She tells Hefin about it here: 

“I don’t do any kind of art. I guess you could kind of count design, but that I only do a little of, and what I do is very functional. But I have a little project, lately.”

“Yeah?”

“Yeah. Do you know Andy Goldsworthy?”

“The natural materials artist?”

“Yes! Wow. No one knows who he is.”

“I’m a wood engineer, remember?”

“Right. Actually, you’re a sunflower engineer. But we’re quibbling. Anyway, I watched his documentary in college, Rivers and Tides and then, for months, I was always trying to make little bits of art when I was at the park—a stack of pebbles, a leaf chain, whatever.”

“Of course. I did similar when I saw it.”

“You know the big, like, hives he makes? The domes? Sometimes from rocks, sometimes from twigs?”

“The giant egg-like structures?”

“Yes! That’s what I’m doing.”

“You’re making a giant egg?”

“Actually, a giant dome. Out of sticks. My landlord, Betty, she used to live in my house with her husband, years ago, and he planted a tulip tree for her when they were young. It’s huge now. But I think it’s sick, or dying, and probably should be taken down, but Betty is sentimental about it. So it stays, but it’s dropping all of these twigs all the time. There are lots of twigs, and sometimes I just need to do something sort of repetitive and soothing to take my mind off things. So I started building one.”

“Ambitious.”

“Yes, I think so.” She was quiet. 

Destiny, here, is still anchored by her neighborhood, her family, but wanderlust has taken her. She’s altering her landscape, altering twigs from a tree that represent a past love, even. Before she’s even read to admit what she wants, her creative output is tell the world what it is she wants.

Likewise, Hefin, who’s an engineer by trade and loved it, but could never find the work that was his sub-specialty in the U.S., returns to woodcarving, the art he learned in Wales, from his father, and is traditional. What he makes is where his mind has already traveled.

Our actions and creativity intersect, often, with what it is we haven’t quite worked out in other ways.
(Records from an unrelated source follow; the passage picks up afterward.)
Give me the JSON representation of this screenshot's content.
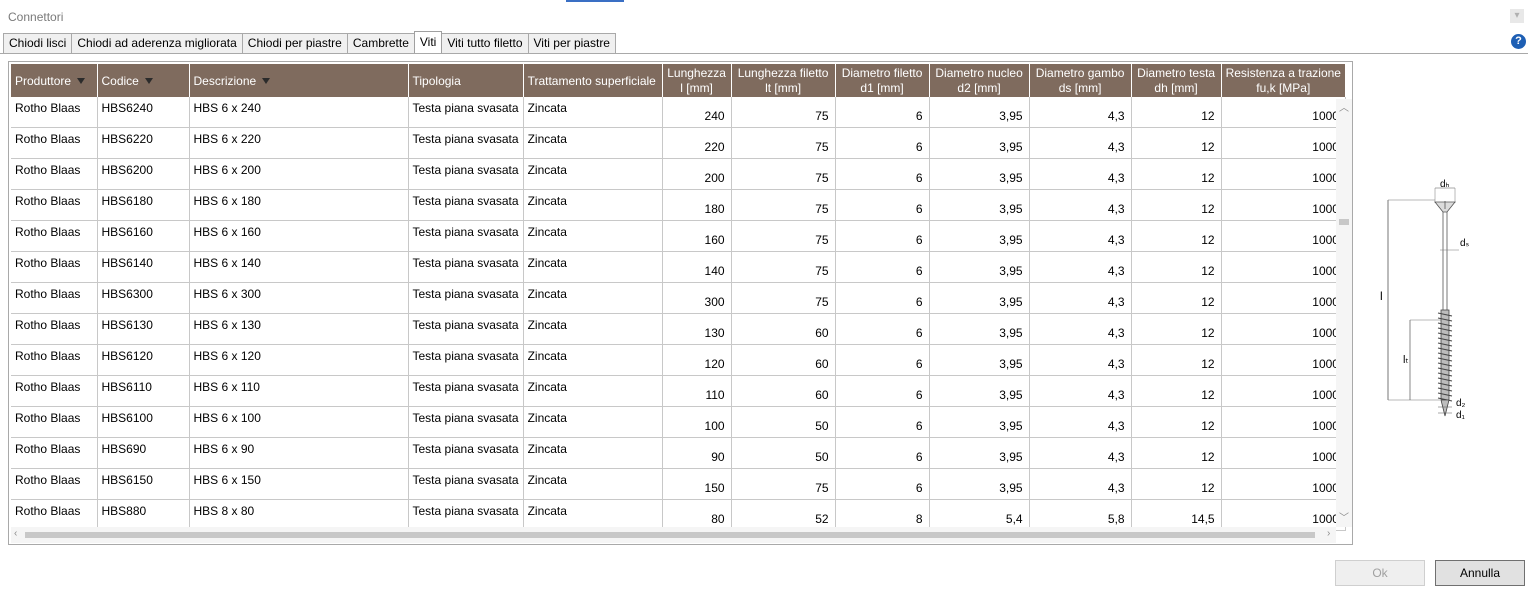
{
  "window": {
    "title": "Connettori"
  },
  "tabs": [
    {
      "label": "Chiodi lisci"
    },
    {
      "label": "Chiodi ad aderenza migliorata"
    },
    {
      "label": "Chiodi per piastre"
    },
    {
      "label": "Cambrette"
    },
    {
      "label": "Viti",
      "active": true
    },
    {
      "label": "Viti tutto filetto"
    },
    {
      "label": "Viti per piastre"
    }
  ],
  "help_label": "?",
  "columns": [
    {
      "l1": "Produttore",
      "filter": true
    },
    {
      "l1": "Codice",
      "filter": true
    },
    {
      "l1": "Descrizione",
      "filter": true
    },
    {
      "l1": "Tipologia"
    },
    {
      "l1": "Trattamento superficiale"
    },
    {
      "l1": "Lunghezza",
      "l2": "l [mm]"
    },
    {
      "l1": "Lunghezza filetto",
      "l2": "lt [mm]"
    },
    {
      "l1": "Diametro filetto",
      "l2": "d1 [mm]"
    },
    {
      "l1": "Diametro nucleo",
      "l2": "d2 [mm]"
    },
    {
      "l1": "Diametro gambo",
      "l2": "ds [mm]"
    },
    {
      "l1": "Diametro testa",
      "l2": "dh [mm]"
    },
    {
      "l1": "Resistenza a trazione",
      "l2": "fu,k [MPa]"
    }
  ],
  "rows": [
    [
      "Rotho Blaas",
      "HBS6240",
      "HBS 6 x 240",
      "Testa piana svasata",
      "Zincata",
      "240",
      "75",
      "6",
      "3,95",
      "4,3",
      "12",
      "1000"
    ],
    [
      "Rotho Blaas",
      "HBS6220",
      "HBS 6 x 220",
      "Testa piana svasata",
      "Zincata",
      "220",
      "75",
      "6",
      "3,95",
      "4,3",
      "12",
      "1000"
    ],
    [
      "Rotho Blaas",
      "HBS6200",
      "HBS 6 x 200",
      "Testa piana svasata",
      "Zincata",
      "200",
      "75",
      "6",
      "3,95",
      "4,3",
      "12",
      "1000"
    ],
    [
      "Rotho Blaas",
      "HBS6180",
      "HBS 6 x 180",
      "Testa piana svasata",
      "Zincata",
      "180",
      "75",
      "6",
      "3,95",
      "4,3",
      "12",
      "1000"
    ],
    [
      "Rotho Blaas",
      "HBS6160",
      "HBS 6 x 160",
      "Testa piana svasata",
      "Zincata",
      "160",
      "75",
      "6",
      "3,95",
      "4,3",
      "12",
      "1000"
    ],
    [
      "Rotho Blaas",
      "HBS6140",
      "HBS 6 x 140",
      "Testa piana svasata",
      "Zincata",
      "140",
      "75",
      "6",
      "3,95",
      "4,3",
      "12",
      "1000"
    ],
    [
      "Rotho Blaas",
      "HBS6300",
      "HBS 6 x 300",
      "Testa piana svasata",
      "Zincata",
      "300",
      "75",
      "6",
      "3,95",
      "4,3",
      "12",
      "1000"
    ],
    [
      "Rotho Blaas",
      "HBS6130",
      "HBS 6 x 130",
      "Testa piana svasata",
      "Zincata",
      "130",
      "60",
      "6",
      "3,95",
      "4,3",
      "12",
      "1000"
    ],
    [
      "Rotho Blaas",
      "HBS6120",
      "HBS 6 x 120",
      "Testa piana svasata",
      "Zincata",
      "120",
      "60",
      "6",
      "3,95",
      "4,3",
      "12",
      "1000"
    ],
    [
      "Rotho Blaas",
      "HBS6110",
      "HBS 6 x 110",
      "Testa piana svasata",
      "Zincata",
      "110",
      "60",
      "6",
      "3,95",
      "4,3",
      "12",
      "1000"
    ],
    [
      "Rotho Blaas",
      "HBS6100",
      "HBS 6 x 100",
      "Testa piana svasata",
      "Zincata",
      "100",
      "50",
      "6",
      "3,95",
      "4,3",
      "12",
      "1000"
    ],
    [
      "Rotho Blaas",
      "HBS690",
      "HBS 6 x 90",
      "Testa piana svasata",
      "Zincata",
      "90",
      "50",
      "6",
      "3,95",
      "4,3",
      "12",
      "1000"
    ],
    [
      "Rotho Blaas",
      "HBS6150",
      "HBS 6 x 150",
      "Testa piana svasata",
      "Zincata",
      "150",
      "75",
      "6",
      "3,95",
      "4,3",
      "12",
      "1000"
    ],
    [
      "Rotho Blaas",
      "HBS880",
      "HBS 8 x 80",
      "Testa piana svasata",
      "Zincata",
      "80",
      "52",
      "8",
      "5,4",
      "5,8",
      "14,5",
      "1000"
    ]
  ],
  "diagram_labels": {
    "dh": "dₕ",
    "ds": "dₛ",
    "l": "l",
    "lt": "lₜ",
    "d2": "d₂",
    "d1": "d₁"
  },
  "buttons": {
    "ok": "Ok",
    "cancel": "Annulla"
  }
}
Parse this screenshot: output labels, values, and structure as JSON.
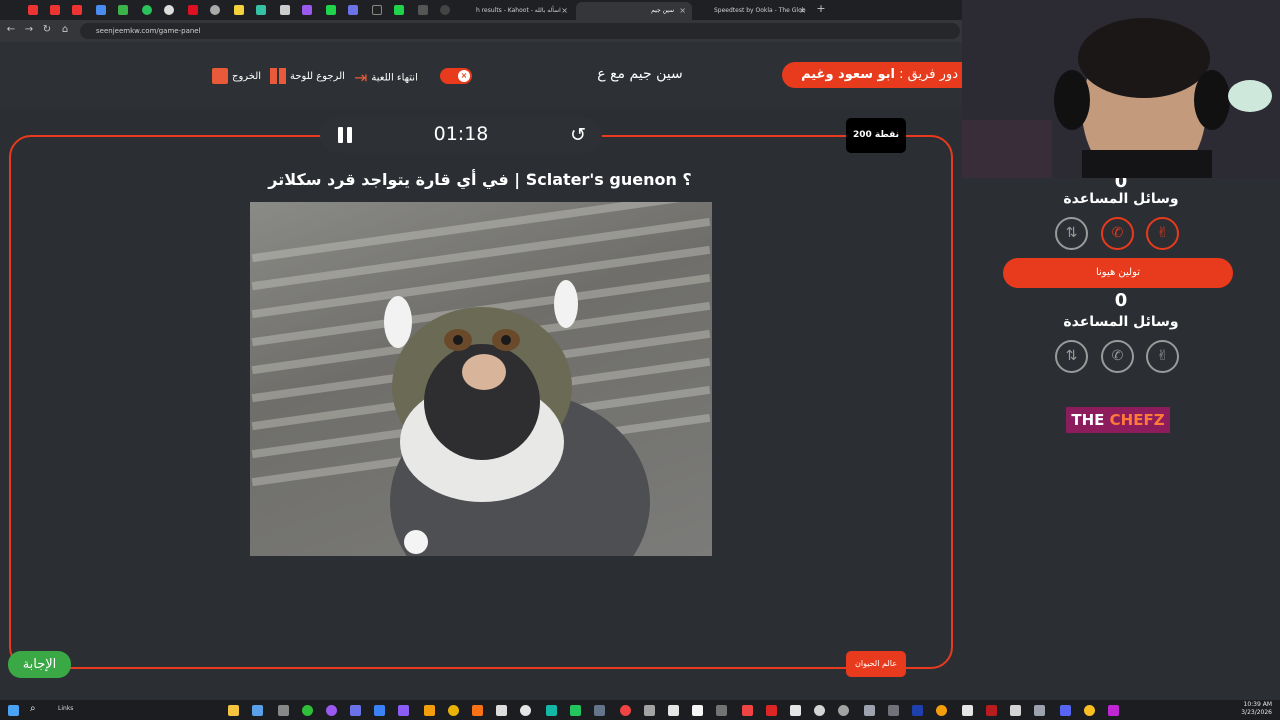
{
  "browser": {
    "tabs": [
      {
        "label": "h results - Kahoot - اسأله بالله",
        "active": false
      },
      {
        "label": "سين جيم",
        "active": true
      },
      {
        "label": "Speedtest by Ookla - The Glob",
        "active": false
      }
    ],
    "url": "seenjeemkw.com/game-panel"
  },
  "header": {
    "exit_label": "الخروج",
    "back_label": "الرجوع للوحة",
    "end_game_label": "انتهاء اللعبة",
    "game_title": "سين جيم مع ع",
    "turn_prefix": "دور فريق :",
    "turn_team": "ابو سعود وغيم"
  },
  "board": {
    "timer": "01:18",
    "points": "200 نقطة",
    "question": "في أي قارة يتواجد قرد سكلاتر | Sclater's guenon ؟",
    "answer_label": "الإجابة",
    "category_label": "عالم الحيوان"
  },
  "teams": [
    {
      "name": "ابو سعود وغيم",
      "score": "0",
      "aids_label": "وسائل المساعدة"
    },
    {
      "name": "تولين هيونا",
      "score": "0",
      "aids_label": "وسائل المساعدة"
    }
  ],
  "logo": {
    "part1": "THE ",
    "part2": "CHEFZ"
  },
  "taskbar": {
    "search_label": "Links",
    "time": "10:39 AM",
    "date": "3/23/2026"
  },
  "colors": {
    "accent": "#e83a1c",
    "answer": "#3aa845"
  }
}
It’s part of the affliction agony — a kind of tortured sweetness. 

Perfect for a love story. 

Thank you, Mary Ann, for joining me on the blog today.  Mary Ann has graciously offered to host a giveaway of e-ARC copies of Live to three commenters chosen at random.  To participate in the giveaway (open internationally, I believe), please leave a comment about life, wanderlust, the urge to create, or the awesomeness of the name Hefin (or anything that strikes your fancy, honestly).  I’ll choose three people (with the help of random.org) at some point after 11:59 p.m. on Sunday, January 26.

In case you’re curious about Andy Goldsworthy.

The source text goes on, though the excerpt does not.